Наверное, когда я мысленно досчитаю до треклятого “шесть-шесть-шесть”, меня окончательно не станет. Моё тело займёт какой-то демон, которому оно, по-видимому, всегда и предназначалось. И это не он тут гость, нет. Гость в этом теле я, как бы горько и противно не было от подобной мысли.

Чёртово спокойствие… Может, если бы я заставил себя банально разозлиться, то сумел бы… смог бы… Что? Заорать? Заплакать? Начать умолять о пощаде? Попробовать вспомнить хоть одну молитву?..

— Назови своё имя, - не поднимая глаз, выпрямилась Алина. Обеими руками она держала перед собою опущенный остриём к земле кинжал. Тот самый, которым я орудовал в мерцании ангара. Именно им я выпил Пламень из двух чересчур жадных оккультистов, решивших не исполнять данный им приказ прямо и внести свои “коррективы”. Он-то, их мизерный Пламень, и горит теперь в жаровне факела-посоха внутри, являясь самым настоящим маяком.

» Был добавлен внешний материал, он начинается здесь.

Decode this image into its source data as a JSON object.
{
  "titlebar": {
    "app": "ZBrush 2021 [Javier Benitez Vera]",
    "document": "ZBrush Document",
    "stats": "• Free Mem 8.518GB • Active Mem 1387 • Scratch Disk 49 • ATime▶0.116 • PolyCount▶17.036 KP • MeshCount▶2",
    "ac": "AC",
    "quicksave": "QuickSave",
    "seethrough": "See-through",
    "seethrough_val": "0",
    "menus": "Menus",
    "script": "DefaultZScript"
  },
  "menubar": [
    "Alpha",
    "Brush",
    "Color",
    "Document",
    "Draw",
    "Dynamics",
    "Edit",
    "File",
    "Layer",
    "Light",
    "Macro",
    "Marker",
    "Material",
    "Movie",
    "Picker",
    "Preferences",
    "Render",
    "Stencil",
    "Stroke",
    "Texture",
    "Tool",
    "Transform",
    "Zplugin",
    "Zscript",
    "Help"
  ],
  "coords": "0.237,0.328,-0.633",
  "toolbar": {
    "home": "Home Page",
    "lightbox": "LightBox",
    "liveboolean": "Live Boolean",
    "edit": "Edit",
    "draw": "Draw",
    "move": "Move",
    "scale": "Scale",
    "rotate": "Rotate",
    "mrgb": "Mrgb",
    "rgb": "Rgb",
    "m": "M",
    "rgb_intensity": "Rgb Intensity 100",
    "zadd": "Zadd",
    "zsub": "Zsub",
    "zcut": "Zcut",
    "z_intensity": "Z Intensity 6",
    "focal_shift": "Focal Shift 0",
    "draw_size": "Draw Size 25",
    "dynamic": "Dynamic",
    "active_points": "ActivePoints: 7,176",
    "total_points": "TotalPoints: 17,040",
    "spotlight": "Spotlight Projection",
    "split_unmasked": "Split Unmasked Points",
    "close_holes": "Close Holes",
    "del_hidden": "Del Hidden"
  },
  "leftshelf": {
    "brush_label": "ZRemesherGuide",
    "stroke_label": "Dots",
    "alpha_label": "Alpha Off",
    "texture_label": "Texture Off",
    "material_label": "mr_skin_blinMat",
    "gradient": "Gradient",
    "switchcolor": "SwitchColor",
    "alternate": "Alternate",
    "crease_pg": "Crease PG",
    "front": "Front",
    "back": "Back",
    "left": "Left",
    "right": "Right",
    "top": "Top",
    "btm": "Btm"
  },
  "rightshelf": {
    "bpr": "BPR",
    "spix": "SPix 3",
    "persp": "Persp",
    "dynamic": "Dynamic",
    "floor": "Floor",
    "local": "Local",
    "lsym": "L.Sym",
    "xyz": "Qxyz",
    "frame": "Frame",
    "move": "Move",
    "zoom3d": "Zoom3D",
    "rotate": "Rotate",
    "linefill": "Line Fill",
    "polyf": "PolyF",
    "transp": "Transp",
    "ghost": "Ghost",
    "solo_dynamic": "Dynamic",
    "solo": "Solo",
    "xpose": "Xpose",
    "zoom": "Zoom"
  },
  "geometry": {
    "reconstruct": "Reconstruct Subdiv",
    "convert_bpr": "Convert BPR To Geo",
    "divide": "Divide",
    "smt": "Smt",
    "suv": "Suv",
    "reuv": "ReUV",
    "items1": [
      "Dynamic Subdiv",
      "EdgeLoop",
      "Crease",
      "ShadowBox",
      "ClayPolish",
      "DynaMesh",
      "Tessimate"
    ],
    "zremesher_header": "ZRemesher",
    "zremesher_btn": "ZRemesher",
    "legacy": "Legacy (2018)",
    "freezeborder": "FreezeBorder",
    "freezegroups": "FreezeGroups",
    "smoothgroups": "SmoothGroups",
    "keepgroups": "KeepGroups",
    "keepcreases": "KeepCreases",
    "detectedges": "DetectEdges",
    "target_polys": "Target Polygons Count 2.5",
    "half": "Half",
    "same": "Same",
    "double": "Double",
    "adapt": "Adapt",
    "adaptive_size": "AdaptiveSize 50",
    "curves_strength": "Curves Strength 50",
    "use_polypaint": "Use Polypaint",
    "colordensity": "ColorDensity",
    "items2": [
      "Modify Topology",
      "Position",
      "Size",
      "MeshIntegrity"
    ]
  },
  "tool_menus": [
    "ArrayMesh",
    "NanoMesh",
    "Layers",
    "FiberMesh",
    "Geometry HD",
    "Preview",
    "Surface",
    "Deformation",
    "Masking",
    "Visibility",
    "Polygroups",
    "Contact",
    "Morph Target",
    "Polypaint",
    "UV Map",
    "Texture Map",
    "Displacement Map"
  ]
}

— Оно не изменилось, красавица - криво усмехнулся я и медленно сел, упершись локтями в колени. Мне становилось неуловимо весело от происходящего. И жутко забавлял тот факт, что мы всё больше менялись местами. С каждой минутой, с каждым шагом, отсчитываемым мною голове, я понимал в происходящем больше и больше, в то время как Алина из таинственной роковой девушки, так маняще старше тебя-восемнадцатилетнего, становилась просто дрожащей пигалицей, запомнившей лишь азы ритуального призыва.

“Пятьсот тридцать один, пятьсот тридцать два”.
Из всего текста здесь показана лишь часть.